This is the first study demonstrating geographical variation in current opinions of neonatal providers with regards to periviable neonatal resuscitation practices within the United States. While there is a general agreement on resuscitation of infants of 23 weeks being the youngest age that most providers are willing to attempt resuscitation on if the parents want it and 25-weeks being the youngest age that most consider should always be resuscitated even if the parents are opposed to it, the authors found statistically significant regional variation on resuscitation practices of 22-week gestation infants. In addition, the southern region of the United States appears to contain many more providers who believe that infants of 24-week gestation should always be resuscitated, even if the parents are opposed. Interestingly, this variability is not dictated by official state legislature pertaining to limits on elective termination of pregnancy or viability definitions.

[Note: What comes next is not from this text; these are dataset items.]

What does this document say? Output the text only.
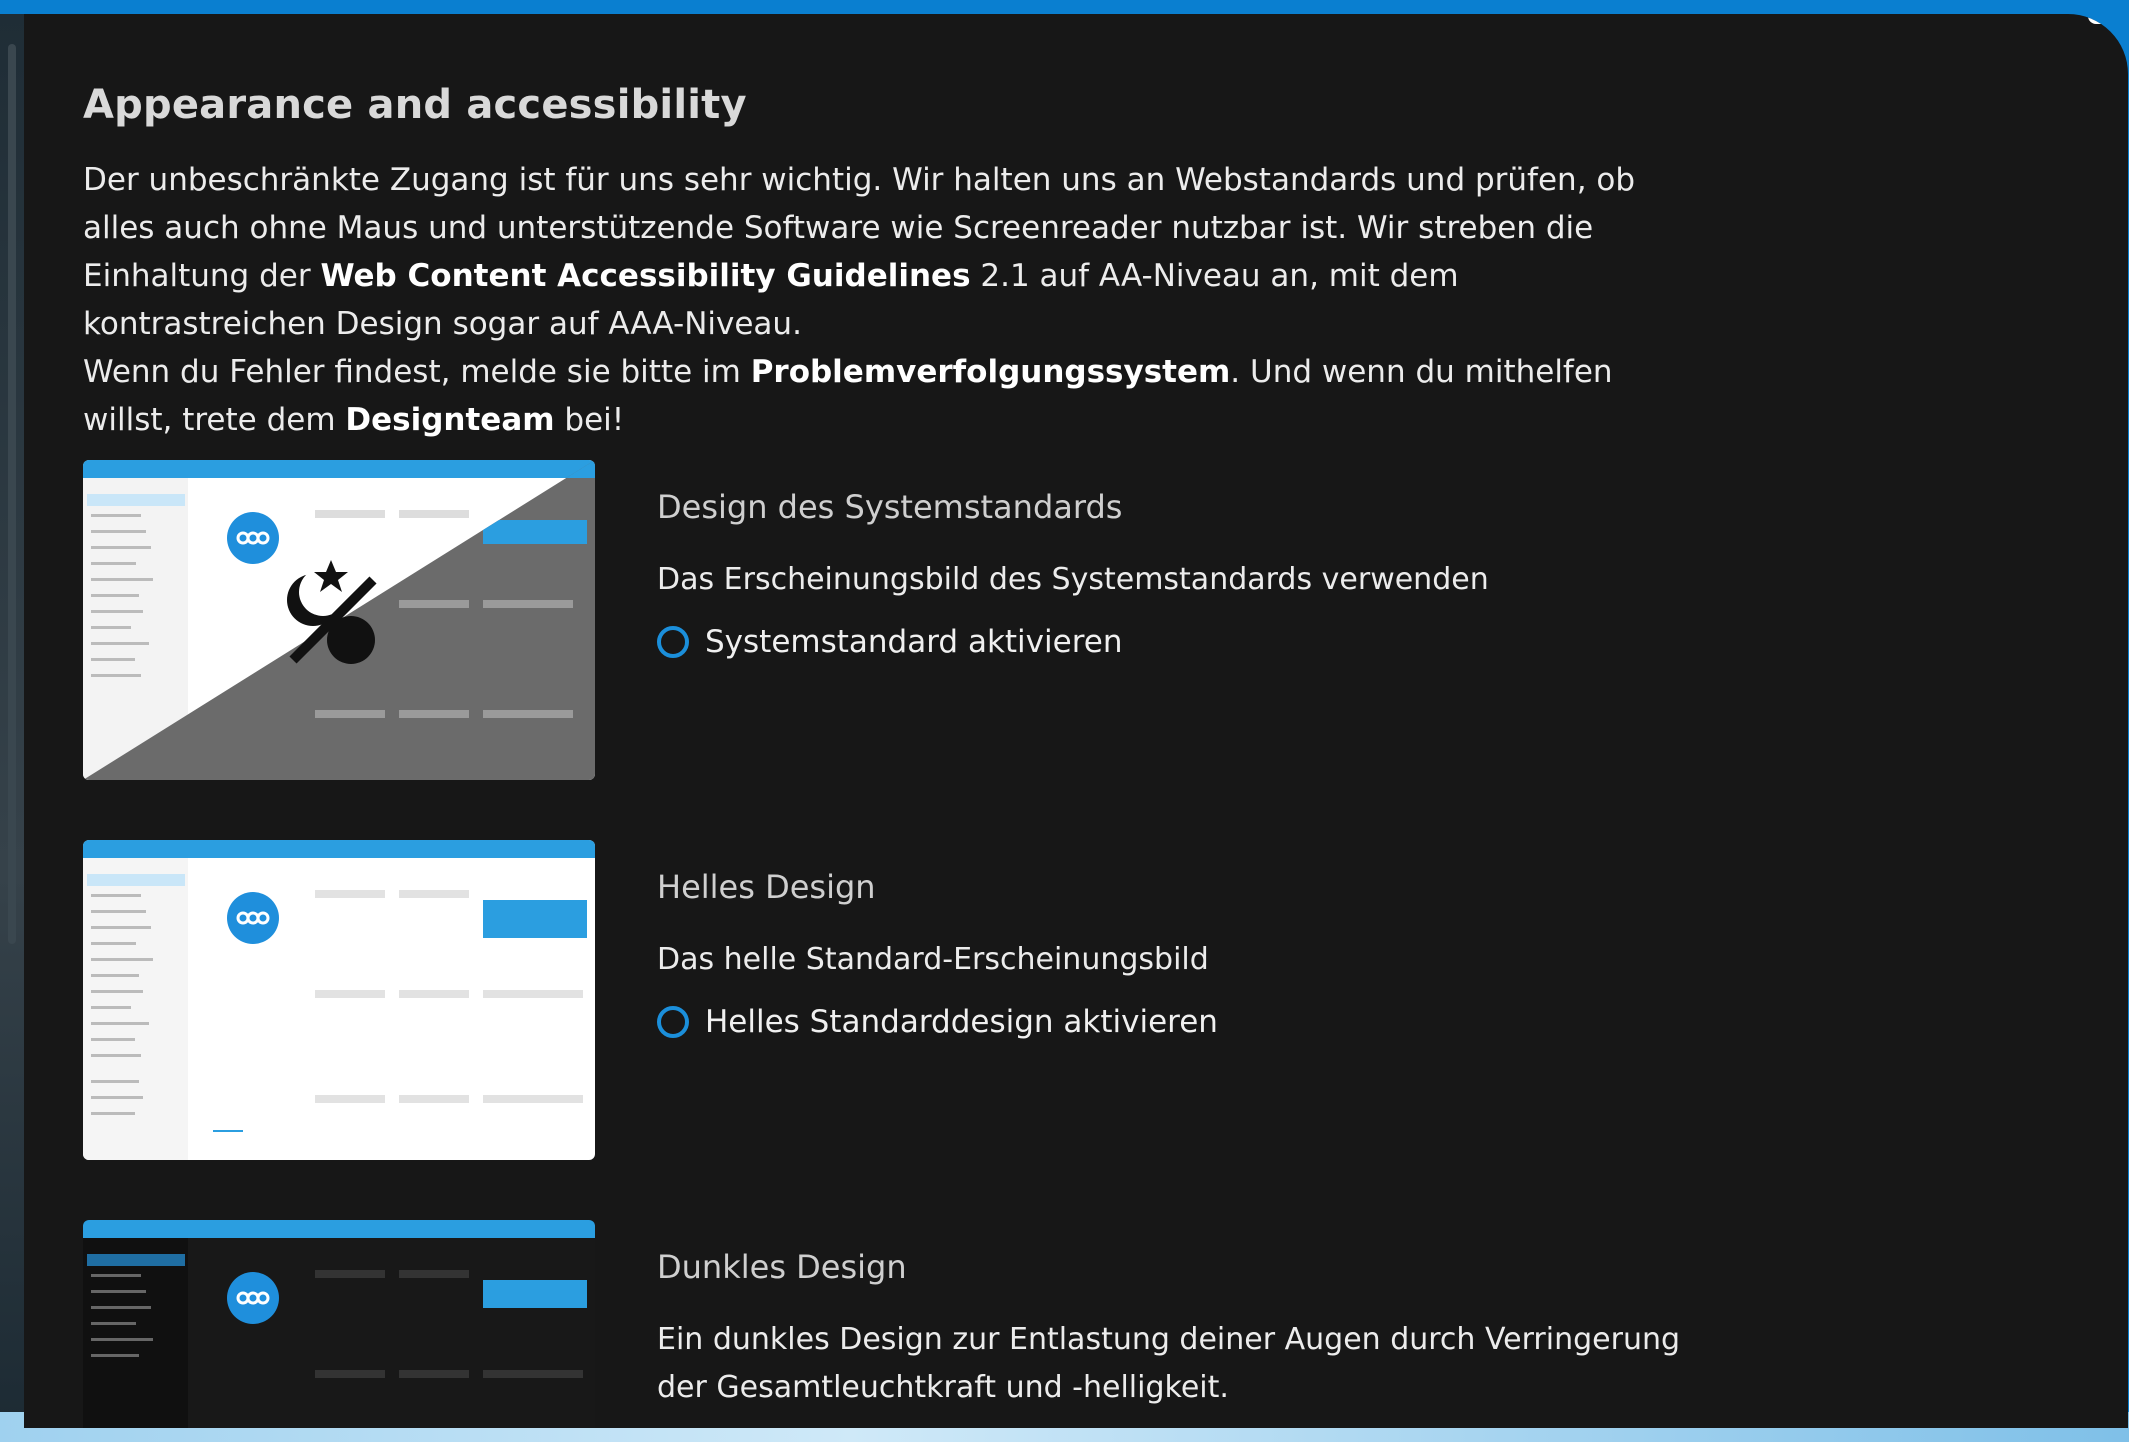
Appearance and accessibility
Der unbeschränkte Zugang ist für uns sehr wichtig. Wir halten uns an Webstandards und prüfen, ob alles auch ohne Maus und unterstützende Software wie Screenreader nutzbar ist. Wir streben die Einhaltung der Web Content Accessibility Guidelines 2.1 auf AA-Niveau an, mit dem kontrastreichen Design sogar auf AAA-Niveau.
Wenn du Fehler findest, melde sie bitte im Problemverfolgungssystem. Und wenn du mithelfen willst, trete dem Designteam bei!
Design des Systemstandards

Das Erscheinungsbild des Systemstandards verwenden

Systemstandard aktivieren
Helles Design

Das helle Standard-Erscheinungsbild

Helles Standarddesign aktivieren
Dunkles Design

Ein dunkles Design zur Entlastung deiner Augen durch Verringerung der Gesamtleuchtkraft und -helligkeit.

It also is not dictated by respondent demographics, such as age, religious affiliation or abortion beliefs, as was demonstrated by multivariate logistic regression analysis. Instead practice varies by geographical region, elucidating the possible existence of medical “subcultures” in neonatal practice.

Geographical variation in medical practice is a phenomenon well described in the adult literature in a variety of conditions, from myocardial infarction to breast-cancer treatment and cesarean delivery rates.[15] [16] [17] More general variation in overall physician expenditure has also been described.[18] Such wide variability fuels the debate over what constitutes usual clinical practice and what can be perceived to be medically appropriate in any given situation. In the case of neonatal resuscitation, what is considered acceptable medical practice has been left to the states and is not consistent, as illustrated in cases such as Miller v HCA [19] and Montalvo v Borkovecit.[20] It can be argued that such variation in what is judged to be acceptable can be seen as a violation of the ethical principle of justice when it occurs in the context of life and death decisions of extremely premature infants. There is ambivalence over the innate moral value of a preemie,[13] which can partly explain why such variability exists. However, why it seems to be geographically based is a harder question to answer and requires further research to tease out underlying themes. Possibilities include how providers are trained, overarching local philosophies, and also access to resources as well as outcomes data. In regards to current survival outcomes, while it may be a factor influencing decisions to attempt resuscitation of extremely premature infants, it must be recognized that this data are affected by aggressiveness of resuscitation as well as providers' willingness to withhold or withdraw medical treatments. Therefore, any scrutiny of statistics related to mortality at the limit of viability should be considered in this context.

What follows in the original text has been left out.